Pete Steege
No Pain, No Gain
There's no free lunch in marketing. I've found that no pain, is no gain. If you are not putting in some effort, if you're not suffering a little bit, thinking about and striving for the best marketing approach, you're probably missing out on what marketing can do for your business. Here are three ways that no pain is no gain when it comes to your marketing.
"Commodity Marketing"
First, commodity marketing is the idea that I'm going to just choose the cheapest, highest volume, easiest mass-produced way to do my marketing. Mass emails, mass direct mails, annoyance advertising, digital advertising, things that are the lowest common denominator. They're a race to the bottom. It's like, how can I do this cheaper? Things like that may seem like a good deal, but the effect is, that you look just like everybody else. You become - your message becomes - a commodity, and that is the opposite of what you're trying to do with your marketing. The goal of marketing is to stand out somehow with your uniqueness, and you can't do that if you find the cheapest way to do whatever you're focused on doing. So, you need to let go of that and start first with what you need accomplish with your marketing and find the right thing to do that, not the best deal.
Less is more
Secondly, doing less is hard work in marketing. Coming up with the right words, the few right words is not easy.
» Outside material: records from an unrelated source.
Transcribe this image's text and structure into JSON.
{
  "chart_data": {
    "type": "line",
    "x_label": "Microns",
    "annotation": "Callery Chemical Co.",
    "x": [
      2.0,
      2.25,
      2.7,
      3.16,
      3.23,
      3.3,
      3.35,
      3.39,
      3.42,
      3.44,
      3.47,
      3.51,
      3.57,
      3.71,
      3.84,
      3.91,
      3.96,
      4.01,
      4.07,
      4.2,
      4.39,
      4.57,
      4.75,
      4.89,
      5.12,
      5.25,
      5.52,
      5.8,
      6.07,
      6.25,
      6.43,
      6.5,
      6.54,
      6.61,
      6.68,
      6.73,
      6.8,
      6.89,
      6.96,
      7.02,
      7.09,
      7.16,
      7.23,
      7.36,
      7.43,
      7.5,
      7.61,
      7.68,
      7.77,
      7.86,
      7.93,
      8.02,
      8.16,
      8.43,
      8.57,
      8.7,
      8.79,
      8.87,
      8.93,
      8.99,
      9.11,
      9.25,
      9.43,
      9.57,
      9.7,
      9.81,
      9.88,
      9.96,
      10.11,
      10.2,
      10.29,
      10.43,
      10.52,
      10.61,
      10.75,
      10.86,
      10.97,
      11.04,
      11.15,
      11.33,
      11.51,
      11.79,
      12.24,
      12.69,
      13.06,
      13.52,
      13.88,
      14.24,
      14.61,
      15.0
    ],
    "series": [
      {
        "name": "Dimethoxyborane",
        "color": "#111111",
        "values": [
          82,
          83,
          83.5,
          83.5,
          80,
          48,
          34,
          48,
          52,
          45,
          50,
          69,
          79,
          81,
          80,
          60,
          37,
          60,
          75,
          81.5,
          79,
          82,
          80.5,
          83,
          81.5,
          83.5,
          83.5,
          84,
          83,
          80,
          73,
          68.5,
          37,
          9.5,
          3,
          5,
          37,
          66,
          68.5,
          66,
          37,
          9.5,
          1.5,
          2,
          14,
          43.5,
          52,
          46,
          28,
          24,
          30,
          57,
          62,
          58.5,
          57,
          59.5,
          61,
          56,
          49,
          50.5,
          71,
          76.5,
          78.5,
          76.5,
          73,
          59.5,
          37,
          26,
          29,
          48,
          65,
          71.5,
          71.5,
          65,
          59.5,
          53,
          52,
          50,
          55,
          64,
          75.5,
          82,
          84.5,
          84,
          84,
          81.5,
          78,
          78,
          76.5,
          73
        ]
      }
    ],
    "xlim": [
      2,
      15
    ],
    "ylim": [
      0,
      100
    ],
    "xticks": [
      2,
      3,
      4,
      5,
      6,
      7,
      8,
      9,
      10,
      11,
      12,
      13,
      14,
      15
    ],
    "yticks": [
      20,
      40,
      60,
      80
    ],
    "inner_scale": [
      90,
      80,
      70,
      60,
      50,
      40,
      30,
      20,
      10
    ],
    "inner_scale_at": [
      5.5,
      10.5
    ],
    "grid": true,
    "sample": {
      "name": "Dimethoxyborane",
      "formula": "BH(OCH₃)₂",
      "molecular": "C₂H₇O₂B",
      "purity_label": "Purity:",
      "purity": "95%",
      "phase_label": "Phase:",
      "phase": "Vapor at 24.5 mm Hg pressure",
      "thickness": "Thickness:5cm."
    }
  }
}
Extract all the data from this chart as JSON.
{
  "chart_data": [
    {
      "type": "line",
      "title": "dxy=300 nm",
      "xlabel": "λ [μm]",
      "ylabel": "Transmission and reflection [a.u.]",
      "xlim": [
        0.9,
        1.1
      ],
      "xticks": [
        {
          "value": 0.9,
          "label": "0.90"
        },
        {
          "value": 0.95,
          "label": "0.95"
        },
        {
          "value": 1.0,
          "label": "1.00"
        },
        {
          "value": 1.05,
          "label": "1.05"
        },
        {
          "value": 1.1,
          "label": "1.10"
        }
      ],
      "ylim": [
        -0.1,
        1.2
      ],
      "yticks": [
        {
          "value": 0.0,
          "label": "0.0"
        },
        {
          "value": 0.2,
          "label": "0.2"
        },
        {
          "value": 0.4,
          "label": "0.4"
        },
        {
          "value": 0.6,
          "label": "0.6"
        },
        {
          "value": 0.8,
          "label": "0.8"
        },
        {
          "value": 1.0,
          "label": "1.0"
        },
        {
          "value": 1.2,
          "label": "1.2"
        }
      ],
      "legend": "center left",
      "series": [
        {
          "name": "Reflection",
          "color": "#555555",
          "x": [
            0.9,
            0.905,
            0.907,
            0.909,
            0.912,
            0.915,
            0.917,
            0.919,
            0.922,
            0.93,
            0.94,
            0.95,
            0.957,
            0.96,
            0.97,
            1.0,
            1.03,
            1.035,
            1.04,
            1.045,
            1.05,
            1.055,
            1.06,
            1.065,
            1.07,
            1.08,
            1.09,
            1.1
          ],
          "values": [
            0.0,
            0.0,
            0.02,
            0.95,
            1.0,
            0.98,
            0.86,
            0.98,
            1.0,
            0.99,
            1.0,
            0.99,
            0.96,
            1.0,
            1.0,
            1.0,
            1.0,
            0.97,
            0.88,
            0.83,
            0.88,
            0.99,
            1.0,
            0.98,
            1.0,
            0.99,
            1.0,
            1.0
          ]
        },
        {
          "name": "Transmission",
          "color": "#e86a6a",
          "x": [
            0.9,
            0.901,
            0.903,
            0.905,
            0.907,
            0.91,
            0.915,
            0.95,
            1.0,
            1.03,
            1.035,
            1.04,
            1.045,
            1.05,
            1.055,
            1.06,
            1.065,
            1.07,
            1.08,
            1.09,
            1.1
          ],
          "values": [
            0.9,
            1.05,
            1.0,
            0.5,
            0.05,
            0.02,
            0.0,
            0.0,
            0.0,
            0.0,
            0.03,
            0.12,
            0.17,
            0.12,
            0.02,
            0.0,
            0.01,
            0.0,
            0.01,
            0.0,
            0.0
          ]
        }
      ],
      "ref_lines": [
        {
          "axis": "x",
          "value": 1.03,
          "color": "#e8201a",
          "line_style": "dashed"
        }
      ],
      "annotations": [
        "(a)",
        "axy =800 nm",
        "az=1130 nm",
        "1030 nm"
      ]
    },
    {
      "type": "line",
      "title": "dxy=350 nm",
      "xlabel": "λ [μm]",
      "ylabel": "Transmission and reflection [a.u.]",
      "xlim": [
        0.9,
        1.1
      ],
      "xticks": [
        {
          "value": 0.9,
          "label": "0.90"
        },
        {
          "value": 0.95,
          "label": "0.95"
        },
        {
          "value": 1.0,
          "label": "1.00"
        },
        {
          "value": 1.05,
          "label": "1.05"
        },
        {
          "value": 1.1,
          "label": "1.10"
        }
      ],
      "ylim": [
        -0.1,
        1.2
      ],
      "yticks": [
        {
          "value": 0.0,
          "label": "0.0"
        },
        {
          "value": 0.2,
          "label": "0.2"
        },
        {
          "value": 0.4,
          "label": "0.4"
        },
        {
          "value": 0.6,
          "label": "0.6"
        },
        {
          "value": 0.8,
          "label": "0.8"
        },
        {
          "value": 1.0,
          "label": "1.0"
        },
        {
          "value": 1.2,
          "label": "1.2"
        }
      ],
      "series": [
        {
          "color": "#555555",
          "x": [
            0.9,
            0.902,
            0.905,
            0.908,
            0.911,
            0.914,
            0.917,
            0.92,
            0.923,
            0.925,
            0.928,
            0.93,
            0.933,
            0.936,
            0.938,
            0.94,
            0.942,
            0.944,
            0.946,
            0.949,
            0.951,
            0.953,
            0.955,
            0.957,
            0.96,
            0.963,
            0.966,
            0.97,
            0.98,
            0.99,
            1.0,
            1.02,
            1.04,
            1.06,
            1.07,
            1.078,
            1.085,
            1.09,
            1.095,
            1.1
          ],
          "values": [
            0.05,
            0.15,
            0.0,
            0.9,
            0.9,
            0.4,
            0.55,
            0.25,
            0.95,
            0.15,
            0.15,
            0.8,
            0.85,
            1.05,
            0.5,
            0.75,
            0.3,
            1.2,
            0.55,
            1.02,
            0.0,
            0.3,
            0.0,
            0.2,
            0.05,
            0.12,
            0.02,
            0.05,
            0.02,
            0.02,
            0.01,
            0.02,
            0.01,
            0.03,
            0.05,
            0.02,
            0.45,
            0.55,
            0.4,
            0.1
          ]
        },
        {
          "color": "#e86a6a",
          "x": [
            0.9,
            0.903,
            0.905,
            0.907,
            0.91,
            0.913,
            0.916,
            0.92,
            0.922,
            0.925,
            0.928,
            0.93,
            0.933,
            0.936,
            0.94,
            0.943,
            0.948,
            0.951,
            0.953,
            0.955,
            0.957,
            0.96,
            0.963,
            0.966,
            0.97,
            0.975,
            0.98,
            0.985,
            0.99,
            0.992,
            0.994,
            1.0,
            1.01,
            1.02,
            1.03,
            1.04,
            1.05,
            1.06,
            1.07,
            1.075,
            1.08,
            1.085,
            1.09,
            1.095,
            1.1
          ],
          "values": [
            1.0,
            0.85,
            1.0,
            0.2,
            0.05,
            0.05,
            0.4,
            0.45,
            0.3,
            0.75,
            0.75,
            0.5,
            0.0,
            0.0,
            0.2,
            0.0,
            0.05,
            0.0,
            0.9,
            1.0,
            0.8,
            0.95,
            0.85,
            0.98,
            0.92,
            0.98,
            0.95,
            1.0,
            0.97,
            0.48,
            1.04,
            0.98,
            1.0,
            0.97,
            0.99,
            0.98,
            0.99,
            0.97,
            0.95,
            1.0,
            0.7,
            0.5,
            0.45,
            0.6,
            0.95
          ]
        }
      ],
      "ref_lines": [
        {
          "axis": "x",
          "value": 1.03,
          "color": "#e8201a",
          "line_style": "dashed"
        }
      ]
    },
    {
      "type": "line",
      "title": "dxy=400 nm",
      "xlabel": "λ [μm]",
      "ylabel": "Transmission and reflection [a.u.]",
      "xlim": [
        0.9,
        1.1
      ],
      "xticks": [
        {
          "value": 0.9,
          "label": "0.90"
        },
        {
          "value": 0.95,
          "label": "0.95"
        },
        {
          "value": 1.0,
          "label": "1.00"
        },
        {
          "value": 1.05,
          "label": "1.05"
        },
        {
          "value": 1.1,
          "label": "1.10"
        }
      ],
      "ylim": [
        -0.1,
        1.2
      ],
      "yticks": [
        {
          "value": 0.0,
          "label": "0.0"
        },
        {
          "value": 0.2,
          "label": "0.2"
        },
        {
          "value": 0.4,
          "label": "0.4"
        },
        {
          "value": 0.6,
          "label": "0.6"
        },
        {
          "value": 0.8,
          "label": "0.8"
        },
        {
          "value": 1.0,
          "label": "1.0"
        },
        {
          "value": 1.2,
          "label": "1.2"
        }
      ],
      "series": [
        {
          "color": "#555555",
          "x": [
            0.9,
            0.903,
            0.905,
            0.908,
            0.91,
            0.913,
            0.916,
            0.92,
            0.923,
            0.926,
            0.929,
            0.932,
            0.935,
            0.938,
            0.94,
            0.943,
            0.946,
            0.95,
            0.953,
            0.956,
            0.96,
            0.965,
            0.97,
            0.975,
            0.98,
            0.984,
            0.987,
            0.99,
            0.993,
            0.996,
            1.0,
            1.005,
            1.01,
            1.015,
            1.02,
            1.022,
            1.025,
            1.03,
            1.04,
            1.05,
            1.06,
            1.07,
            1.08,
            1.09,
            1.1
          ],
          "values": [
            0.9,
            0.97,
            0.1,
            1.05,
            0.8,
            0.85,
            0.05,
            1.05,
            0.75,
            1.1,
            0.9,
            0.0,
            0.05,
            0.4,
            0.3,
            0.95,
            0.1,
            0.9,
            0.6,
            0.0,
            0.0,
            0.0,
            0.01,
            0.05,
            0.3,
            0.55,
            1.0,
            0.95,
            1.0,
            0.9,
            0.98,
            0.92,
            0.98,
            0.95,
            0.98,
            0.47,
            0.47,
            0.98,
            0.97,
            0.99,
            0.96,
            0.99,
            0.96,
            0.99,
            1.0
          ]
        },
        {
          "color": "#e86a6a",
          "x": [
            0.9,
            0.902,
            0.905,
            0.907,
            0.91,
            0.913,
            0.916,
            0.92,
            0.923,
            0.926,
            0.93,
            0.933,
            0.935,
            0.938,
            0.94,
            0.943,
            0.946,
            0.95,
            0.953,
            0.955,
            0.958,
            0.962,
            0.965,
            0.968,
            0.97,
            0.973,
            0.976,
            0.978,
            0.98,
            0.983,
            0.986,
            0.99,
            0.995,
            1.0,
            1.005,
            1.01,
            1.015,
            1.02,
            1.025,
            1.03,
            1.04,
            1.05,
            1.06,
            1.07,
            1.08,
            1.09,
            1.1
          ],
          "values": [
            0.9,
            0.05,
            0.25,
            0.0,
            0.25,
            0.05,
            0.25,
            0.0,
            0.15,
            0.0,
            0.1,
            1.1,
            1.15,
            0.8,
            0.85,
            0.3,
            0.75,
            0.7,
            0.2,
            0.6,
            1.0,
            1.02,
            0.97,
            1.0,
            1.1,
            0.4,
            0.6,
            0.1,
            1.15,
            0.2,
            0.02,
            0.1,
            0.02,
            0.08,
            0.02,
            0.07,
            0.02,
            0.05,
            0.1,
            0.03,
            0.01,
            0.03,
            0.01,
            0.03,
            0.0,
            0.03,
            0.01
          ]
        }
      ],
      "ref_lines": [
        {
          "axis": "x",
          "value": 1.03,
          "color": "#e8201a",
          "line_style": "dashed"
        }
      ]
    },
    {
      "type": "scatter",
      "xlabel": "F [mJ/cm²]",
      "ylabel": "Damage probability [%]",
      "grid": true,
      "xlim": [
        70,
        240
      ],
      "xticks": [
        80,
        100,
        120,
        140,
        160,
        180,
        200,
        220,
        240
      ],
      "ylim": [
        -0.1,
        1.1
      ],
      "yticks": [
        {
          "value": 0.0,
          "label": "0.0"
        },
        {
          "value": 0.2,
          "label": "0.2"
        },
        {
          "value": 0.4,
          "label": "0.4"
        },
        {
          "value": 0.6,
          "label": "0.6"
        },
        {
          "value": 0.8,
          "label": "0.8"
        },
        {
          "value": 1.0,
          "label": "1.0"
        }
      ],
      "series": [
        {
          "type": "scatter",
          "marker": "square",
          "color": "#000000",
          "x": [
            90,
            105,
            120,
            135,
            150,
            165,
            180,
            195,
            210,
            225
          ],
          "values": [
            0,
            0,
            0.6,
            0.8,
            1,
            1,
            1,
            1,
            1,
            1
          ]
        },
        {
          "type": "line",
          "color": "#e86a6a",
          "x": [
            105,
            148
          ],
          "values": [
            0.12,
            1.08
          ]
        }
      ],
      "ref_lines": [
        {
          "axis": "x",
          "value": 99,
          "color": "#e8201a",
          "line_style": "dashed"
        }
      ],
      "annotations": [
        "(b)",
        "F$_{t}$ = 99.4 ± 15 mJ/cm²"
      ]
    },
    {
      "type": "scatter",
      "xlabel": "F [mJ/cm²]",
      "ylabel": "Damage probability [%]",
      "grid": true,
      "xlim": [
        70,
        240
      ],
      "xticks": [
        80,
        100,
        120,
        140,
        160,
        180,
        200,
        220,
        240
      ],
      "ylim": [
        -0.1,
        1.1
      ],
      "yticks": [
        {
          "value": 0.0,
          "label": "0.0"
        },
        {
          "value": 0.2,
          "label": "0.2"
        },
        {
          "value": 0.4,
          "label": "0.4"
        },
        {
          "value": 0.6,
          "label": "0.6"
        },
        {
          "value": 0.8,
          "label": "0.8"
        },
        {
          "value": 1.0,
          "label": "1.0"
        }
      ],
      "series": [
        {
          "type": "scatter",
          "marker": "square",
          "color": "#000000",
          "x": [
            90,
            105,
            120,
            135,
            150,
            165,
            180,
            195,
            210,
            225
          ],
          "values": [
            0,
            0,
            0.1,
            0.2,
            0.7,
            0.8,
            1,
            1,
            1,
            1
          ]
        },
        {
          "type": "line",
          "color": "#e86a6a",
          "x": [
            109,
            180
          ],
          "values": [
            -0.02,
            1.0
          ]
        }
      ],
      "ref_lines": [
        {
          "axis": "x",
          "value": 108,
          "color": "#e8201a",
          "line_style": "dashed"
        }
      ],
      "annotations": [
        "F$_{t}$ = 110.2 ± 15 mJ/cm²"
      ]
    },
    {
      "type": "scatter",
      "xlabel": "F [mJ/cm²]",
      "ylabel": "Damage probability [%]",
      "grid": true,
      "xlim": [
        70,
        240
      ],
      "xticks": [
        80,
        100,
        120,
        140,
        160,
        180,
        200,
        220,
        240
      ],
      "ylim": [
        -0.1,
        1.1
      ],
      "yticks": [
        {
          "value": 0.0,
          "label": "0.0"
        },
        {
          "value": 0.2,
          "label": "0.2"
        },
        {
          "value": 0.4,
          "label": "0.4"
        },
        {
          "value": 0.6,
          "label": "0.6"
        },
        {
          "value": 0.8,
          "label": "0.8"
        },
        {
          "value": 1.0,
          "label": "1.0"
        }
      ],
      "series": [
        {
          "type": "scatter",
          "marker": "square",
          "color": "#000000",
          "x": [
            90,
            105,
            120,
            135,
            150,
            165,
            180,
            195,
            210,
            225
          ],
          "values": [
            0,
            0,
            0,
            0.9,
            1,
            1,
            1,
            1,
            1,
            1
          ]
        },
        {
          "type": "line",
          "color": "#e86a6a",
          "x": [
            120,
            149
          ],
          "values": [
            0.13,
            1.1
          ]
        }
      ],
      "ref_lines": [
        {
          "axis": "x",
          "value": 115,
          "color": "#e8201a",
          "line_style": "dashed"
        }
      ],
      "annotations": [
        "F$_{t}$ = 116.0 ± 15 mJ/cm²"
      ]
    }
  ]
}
I love Mark Twain's quote where he said, 'I didn't have time to write a short letter, so I wrote a long one instead'. Marketing is that way. Those simple stories or images or messages that you are so drawn to in consumer marketing are because of a lot of effort to distill things down into the right story. The other side of less is more is that when you do choose a campaign vehicle, let's say you're going to do online advertising, or you're going to do a webinar, something like that, it's really important to put investment in upfront because garbage in, garbage out is the rule. If you haven't thoughtfully prepared for what you're going to do with the right message, the right material, the right experts then it comes off in a poor way.
Simple isn't easy
And third, there's a paradox here. You have to work hard to make things easy for your prospects and your customers. You want to sweat the details, so they don't have to. Doing that, putting that work in, so that they don't have to do the work shows that you care. And you don't have to say I care, they see it in the experience they get from you. They will notice, they might not even realize it, but unconsciously for sure, they will notice and be attracted to that generosity.
So your opportunity is to choose the harder and better path with your marketing. And the harder path tends to be the better path, because most people don't do that. And in marketing, you want to stand out. And by choosing the tough road and putting in that elbow grease and spending that money, you will stand out.